The draft referred to the NPT's "three pillars: disarmament, non-proliferation
and the peaceful use of nuclear energy."
That means that states without nuclear weapons would agree never to obtain
them, but in return they would be guaranteed the right to produce nuclear
energy for peaceful use. In return, recognized nuclear weapons states
would commit, in Article VI of the NPT, to move toward "nuclear disarmament
with the objective of eliminating all such weapons."
The proposed US changes deleted all references to the three pillars and
to Article VI. The US deleted the statement that: "The use of force
should be considered as
an instrument of last resort."
According to Bennis, much of the US effort aims to undermine the power
of the UN in favour of absolute national sovereignty. On migration, for
instance, the original language focused on enhancing international cooperation.

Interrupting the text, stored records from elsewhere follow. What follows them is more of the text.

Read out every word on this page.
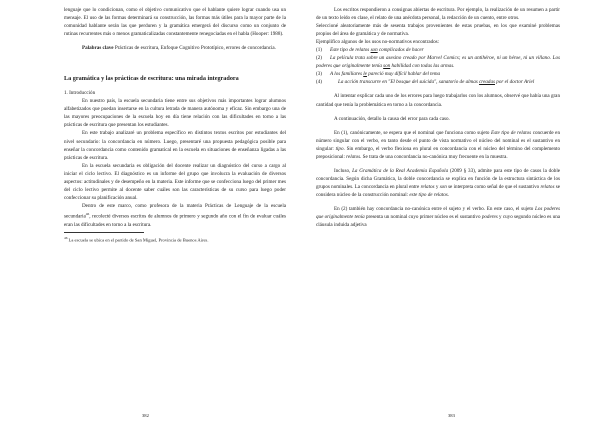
lenguaje que lo condicionan, como el objetivo comunicativo que el hablante quiere lograr cuando usa un mensaje. El uso de las formas determinará su construcción, las formas más útiles para la mayor parte de la comunidad hablante serán las que perduren y la gramática emergerá del discurso como un conjunto de rutinas recurrentes más o menos gramaticalizadas constantemente renegociadas en el habla (Hooper: 1988).

Palabras clave Prácticas de escritura, Enfoque Cognitivo Prototípico, errores de concordancia.

La gramática y las prácticas de escritura: una mirada integradora

1. Introducción

En nuestro país, la escuela secundaria tiene entre sus objetivos más importantes lograr alumnos alfabetizados que puedan insertarse en la cultura letrada de manera autónoma y eficaz. Sin embargo una de las mayores preocupaciones de la escuela hoy en día tiene relación con las dificultades en torno a las prácticas de escritura que presentan los estudiantes.

En este trabajo analizaré un problema específico en distintos textos escritos por estudiantes del nivel secundario: la concordancia en número. Luego, presentaré una propuesta pedagógica posible para enseñar la concordancia como contenido gramatical en la escuela en situaciones de enseñanza ligadas a las prácticas de escritura.

En la escuela secundaria es obligación del docente realizar un diagnóstico del curso a cargo al iniciar el ciclo lectivo. El diagnóstico es un informe del grupo que involucra la evaluación de diversos aspectos: actitudinales y de desempeño en la materia. Este informe que se confecciona luego del primer mes del ciclo lectivo permite al docente saber cuáles son las características de su curso para luego poder confeccionar su planificación anual.

Dentro de este marco, como profesora de la materia Prácticas de Lenguaje de la escuela secundaria$^{46}$, recolecté diversos escritos de alumnos de primero y segundo año con el fin de evaluar cuáles eran las dificultades en torno a la escritura.

$^{46}$ La escuela se ubica en el partido de San Miguel, Provincia de Buenos Aires.

382

Los escritos respondieron a consignas abiertas de escritura. Por ejemplo, la realización de un resumen a partir de un texto leído en clase, el relato de una anécdota personal, la redacción de un cuento, entre otros.

Seleccioné aleatoriamente más de sesenta trabajos provenientes de estas pruebas, en los que examiné problemas propios del área de gramática y de normativa.

Ejemplifico algunos de los usos no-normativos encontrados:

(1) Este tipo de relatos son complicados de hacer

(2) La película trata sobre un asesino creado por Marvel Comics; es un antihéroe, ni un héroe, ni un villano. Los poderes que originalmente tenía son habilidad con todas las armas.

(3) A los familiares le pareció muy difícil hablar del tema

(4)	La acción transcurre en "El bosque del suicida", sanatorio de almas creadas por el doctor Ariel

Al intentar explicar cada uno de los errores para luego trabajarlos con los alumnos, observé que había una gran cantidad que tenía la problemática en torno a la concordancia.

A continuación, detallo la causa del error para cada caso.

En (1), canónicamente, se espera que el nominal que funciona como sujeto Este tipo de relatos concuerde en número singular con el verbo, en tanto desde el punto de vista normativo el núcleo del nominal es el sustantivo en singular: tipo. Sin embargo, el verbo flexiona en plural en concordancia con el núcleo del término del complemento preposicional: relatos. Se trata de una concordancia no-canónica muy frecuente en la muestra.

Incluso, La Gramática de la Real Academia Española (2009 § 33), admite para este tipo de casos la doble concordancia. Según dicha Gramática, la doble concordancia se explica en función de la estructura sintáctica de los grupos nominales. La concordancia en plural entre relatos y son se interpreta como señal de que el sustantivo relatos se considera núcleo de la construcción nominal: este tipo de relatos.

En (2) también hay concordancia no-canónica entre el sujeto y el verbo. En este caso, el sujeto Los poderes que originalmente tenía presenta un nominal cuyo primer núcleo es el sustantivo poderes y cuyo segundo núcleo es una cláusula induida adjetiva

383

The US replaces it with the sovereign right of states to formulate national
migration policies.
In the document's section on strengthening the UN, the US deleted all
mention of enhancing the UN's authority, focusing instead only on UN efficiency.
Regarding the General Assembly, the most democratic organ of the UN system,
the US deleted references to the Assembly's centrality, its role in codifying
international law, and, ultimately its authority.
”This is a declaration of US unilateralism, uncompromising and ascendant.
The US has issued an open threat to the 190 other UN member states, the
world’s people and the UN itself,” said Bennis.
Meanwhile, in a last ditch effort to save the Summit, the UN general Assembly
president has convened a small “core group” of 30 countries to go through
the draft and see if a new document can be accepted by all before the
Summit.
The group
will tackle seven priority issues: UN Secretariat reform, establishment
of a Human Rights Council, creation of a Peace Building Commission, disarmament
and non-proliferation, terrorism and the responsibility to protect civilians
under threat of genocide, ethnic cleansing and crimes against humanity.